Nota: Por uma questão de uniformidade, optei por considerar apenas filmes mudos, produzidos na República de Weimar, entre as guerras. Por tal exclui, por exemplo, filmes sonoros como “Matou” (M, 1931) ou “O Testamento de Dr. Mabuse” (Das Testament des Dr. Mabuse, 1933) de Fritz Lang, ou filmes feitos em Hollywood como “O Legado Tenebroso” (The Cat and the Canany, 1927) de Paul Leni, e “Aurora” (Sunrise, 1927) de Murnau, ou filmes do género realizados na Dinamarca e Áustria (por Carl Theodor Dreyer, Georg Wilhelm Pabst, entre outros).
O cinema expressionista alemão
O chamado cinema expressionista alemão foi uma corrente importante na Alemanha do período entre as guerras, a República de Weimar (1918-1933). Sendo o cinema alemão desse período bastante diversificado, contando com filmes de época, comédias, os chamados filmes prussianos, etc, ele é hoje principalmente considerado por essa corrente a que se chamou expressionista.
Segundo alguns críticos poderá ter havido, da parte de alguns cineastas alemães, uma assumida intenção para dar ao cinema de Weimar um valor artístico mais elevado. A intenção seria em simultâneo agradar a uma audência cultural e socialmente mais sofisticada, mas fazendo obras que pudessem ser exportadas. Pretendia-se assim recuperar o prestígio cultural e o terreno perdido pela Alemanha após o início da Primeira Guerra Mundial.
Não sendo um género em si mesmo, mas sim uma corrente estética, o expressionismo alemão, no cinema, esteve ao serviço de thrillers românticos, histórias policiais, fantasias, filmes históricos, etc. Buscou inspiração em autores consagrados da literatura, como Hans Einz Ewers, E. T. A. Hoffmann, Johann Wolfgang von Goethe, Fedor Dostoyevsky, Edgar Allan Poe, entre outros.
Visualmente a inspiração vinha do expressionismo na pintura e teatro. Sendo o expressionismo uma corrente que procura criar efeito emocional a partir da distorção da realidade, centrando-se mais na expressão de sentimentos que no detalhe e realismo físico, o cinema expressionista alemão veio a caracterizar-se por essa distorção visual, patente em cenários estilizados com perspectivas irreais (por vezes pintados como quadros), um uso exagerado da luz e sombra de modo a definir os ambientes sem recorrer a cenários elaborados, e personagens estereotipados, apresentando uma interpretação exagerada.

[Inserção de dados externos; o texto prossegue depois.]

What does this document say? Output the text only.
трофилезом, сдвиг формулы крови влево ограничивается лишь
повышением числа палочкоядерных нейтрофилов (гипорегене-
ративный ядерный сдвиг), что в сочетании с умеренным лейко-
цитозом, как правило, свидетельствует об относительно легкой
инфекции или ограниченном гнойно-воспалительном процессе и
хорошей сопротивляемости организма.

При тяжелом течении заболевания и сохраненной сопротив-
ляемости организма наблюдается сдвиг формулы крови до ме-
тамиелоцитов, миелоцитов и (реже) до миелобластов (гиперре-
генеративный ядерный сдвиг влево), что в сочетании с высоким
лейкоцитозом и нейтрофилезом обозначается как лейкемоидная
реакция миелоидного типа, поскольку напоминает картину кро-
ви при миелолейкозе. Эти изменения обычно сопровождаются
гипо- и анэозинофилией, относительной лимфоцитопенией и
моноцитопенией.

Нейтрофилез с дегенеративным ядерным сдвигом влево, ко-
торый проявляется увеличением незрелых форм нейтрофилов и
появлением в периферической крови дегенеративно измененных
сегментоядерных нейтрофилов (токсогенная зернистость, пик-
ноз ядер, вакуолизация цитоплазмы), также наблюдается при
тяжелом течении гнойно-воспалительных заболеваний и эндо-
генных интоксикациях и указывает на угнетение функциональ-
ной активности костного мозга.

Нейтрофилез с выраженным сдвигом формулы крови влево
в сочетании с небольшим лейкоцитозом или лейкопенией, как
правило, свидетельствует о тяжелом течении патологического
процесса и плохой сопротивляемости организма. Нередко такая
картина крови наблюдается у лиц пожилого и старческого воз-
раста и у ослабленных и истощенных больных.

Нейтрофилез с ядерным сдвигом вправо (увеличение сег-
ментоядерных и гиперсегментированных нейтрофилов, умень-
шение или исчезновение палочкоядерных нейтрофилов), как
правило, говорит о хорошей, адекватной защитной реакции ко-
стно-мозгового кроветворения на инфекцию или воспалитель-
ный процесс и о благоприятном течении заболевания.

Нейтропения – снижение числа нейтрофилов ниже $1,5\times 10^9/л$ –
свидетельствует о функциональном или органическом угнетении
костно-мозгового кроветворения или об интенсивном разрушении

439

As histórias são, como dito atrás, geralmente fantasiosas (desde lendas, alegorias mágico-religiosas, até à ficção científica), plenas de um romantismo trágico tipicamente alemão, dando-nos heróis muitas das vezes a braços com paixões e vontades difíceis de nomear, atormentados por estranhos fantasmas e medos. A atmosfera torna-se por isso irreal, mesmo onírica em muitos casos, o que tanto nos é sugerido tanto pelo tema como pela própria cenografia. Os personagens interessam-nos mais pela sua psicologia, que pelos factos concretos do seu quotidiano.

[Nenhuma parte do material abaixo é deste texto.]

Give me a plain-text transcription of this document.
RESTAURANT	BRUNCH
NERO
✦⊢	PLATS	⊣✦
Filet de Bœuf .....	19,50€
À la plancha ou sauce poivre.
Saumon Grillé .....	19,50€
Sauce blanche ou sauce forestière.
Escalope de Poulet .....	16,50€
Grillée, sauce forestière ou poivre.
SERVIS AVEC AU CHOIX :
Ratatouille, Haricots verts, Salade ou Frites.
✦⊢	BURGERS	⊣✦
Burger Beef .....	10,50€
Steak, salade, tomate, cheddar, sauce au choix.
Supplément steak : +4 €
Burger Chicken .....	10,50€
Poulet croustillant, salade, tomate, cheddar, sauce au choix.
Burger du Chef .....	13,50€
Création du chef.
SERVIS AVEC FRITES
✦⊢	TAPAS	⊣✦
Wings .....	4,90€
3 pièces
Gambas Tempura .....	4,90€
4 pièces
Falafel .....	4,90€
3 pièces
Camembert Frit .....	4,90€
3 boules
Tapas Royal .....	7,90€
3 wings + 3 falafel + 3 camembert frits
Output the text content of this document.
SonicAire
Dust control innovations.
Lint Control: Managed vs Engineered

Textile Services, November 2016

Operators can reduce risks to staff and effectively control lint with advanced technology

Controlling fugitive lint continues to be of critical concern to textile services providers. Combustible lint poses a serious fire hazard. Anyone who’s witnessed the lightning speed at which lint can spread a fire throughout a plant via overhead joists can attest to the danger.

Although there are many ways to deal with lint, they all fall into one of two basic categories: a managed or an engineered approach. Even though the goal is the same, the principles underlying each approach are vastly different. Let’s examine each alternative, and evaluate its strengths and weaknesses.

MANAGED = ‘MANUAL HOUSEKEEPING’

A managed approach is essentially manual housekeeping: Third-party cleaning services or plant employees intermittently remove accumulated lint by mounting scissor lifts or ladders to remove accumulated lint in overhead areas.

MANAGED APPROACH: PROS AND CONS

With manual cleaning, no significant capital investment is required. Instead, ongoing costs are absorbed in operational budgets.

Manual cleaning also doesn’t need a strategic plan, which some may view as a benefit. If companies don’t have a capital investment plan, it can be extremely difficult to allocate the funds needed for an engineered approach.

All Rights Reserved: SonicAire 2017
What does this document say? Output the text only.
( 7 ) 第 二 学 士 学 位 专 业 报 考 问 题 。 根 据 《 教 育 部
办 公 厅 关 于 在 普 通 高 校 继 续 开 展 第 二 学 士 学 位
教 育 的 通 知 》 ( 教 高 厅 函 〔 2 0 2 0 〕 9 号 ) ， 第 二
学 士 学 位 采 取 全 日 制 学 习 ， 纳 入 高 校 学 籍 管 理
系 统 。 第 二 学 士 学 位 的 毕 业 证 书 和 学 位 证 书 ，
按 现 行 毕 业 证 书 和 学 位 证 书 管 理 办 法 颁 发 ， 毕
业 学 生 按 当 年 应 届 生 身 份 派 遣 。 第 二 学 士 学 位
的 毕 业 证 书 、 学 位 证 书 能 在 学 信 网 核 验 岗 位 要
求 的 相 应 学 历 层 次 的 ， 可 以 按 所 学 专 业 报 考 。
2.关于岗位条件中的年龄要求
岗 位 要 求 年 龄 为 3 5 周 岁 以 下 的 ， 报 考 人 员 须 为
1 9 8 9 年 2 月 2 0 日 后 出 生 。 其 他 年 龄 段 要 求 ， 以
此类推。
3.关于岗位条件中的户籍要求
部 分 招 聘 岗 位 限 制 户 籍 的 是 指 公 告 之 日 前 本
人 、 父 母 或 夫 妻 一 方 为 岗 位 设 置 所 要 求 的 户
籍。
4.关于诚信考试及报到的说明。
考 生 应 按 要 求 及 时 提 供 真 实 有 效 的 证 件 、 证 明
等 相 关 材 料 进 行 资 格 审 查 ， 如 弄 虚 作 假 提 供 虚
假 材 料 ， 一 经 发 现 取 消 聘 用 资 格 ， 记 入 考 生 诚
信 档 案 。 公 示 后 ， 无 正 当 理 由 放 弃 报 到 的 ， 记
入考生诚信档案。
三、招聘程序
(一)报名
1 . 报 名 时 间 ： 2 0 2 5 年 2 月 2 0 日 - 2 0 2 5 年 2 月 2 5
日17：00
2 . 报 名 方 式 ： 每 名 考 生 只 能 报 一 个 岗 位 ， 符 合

Mais difícil é definir o significado político e social, que alguns autores tentam conferir a este período do cinema alemão. Aparentemente trata-se do expressar de uma consciência colectiva. Sendo um momento particularmente difícil da história alemã, marcado pela crise económica do pós-guerra, assiste-se a uma necessidade de recuperar o orgulho nacional, e um posterior crescimento da ideologia fascista, que culminaria no regime Nazi de Adolf Hitler. Ainda assim, é difícil ver no conjunto destas obras um discurso homogéneo, sendo preferível entendê-las com um questionar alegórico da essência humana face aos desafios de um mundo em mudança.
Falar do cinema expressionista alemão é falar essencialmente de Erich Pommer, o produtor que em 1915 fundou a Decla-Film-Gesellschaft-Holz & Co., que se viria a fundir com a German Bioscop AG, formando a Decla Bioscop AG. Foi da aposta da Decla-Bioscop no alto valor artístico das suas obras, e no recrutamento de jovens realizadores como F. W. Murnau e Fritz Lang, que a escola expressionista ganhou forma. Tanto assim foi que, quando em 1921 a Decla-Bioscop foi comprada pela maior companhia alemã da altura, a Universum Film Aktiengesellschaft (Ufa), Erich Pommer não só continuaria a ter autonomia para prosseguir o seu trabalho na Decla-Bioscop, como foi ainda nomeado para dirigir o instituto estatal que supervisionava o cinema alemão. Da sua visão e vontade reuniram-se realizadores, técnicos e actores que marcariam o cinema expressionista de Weimar.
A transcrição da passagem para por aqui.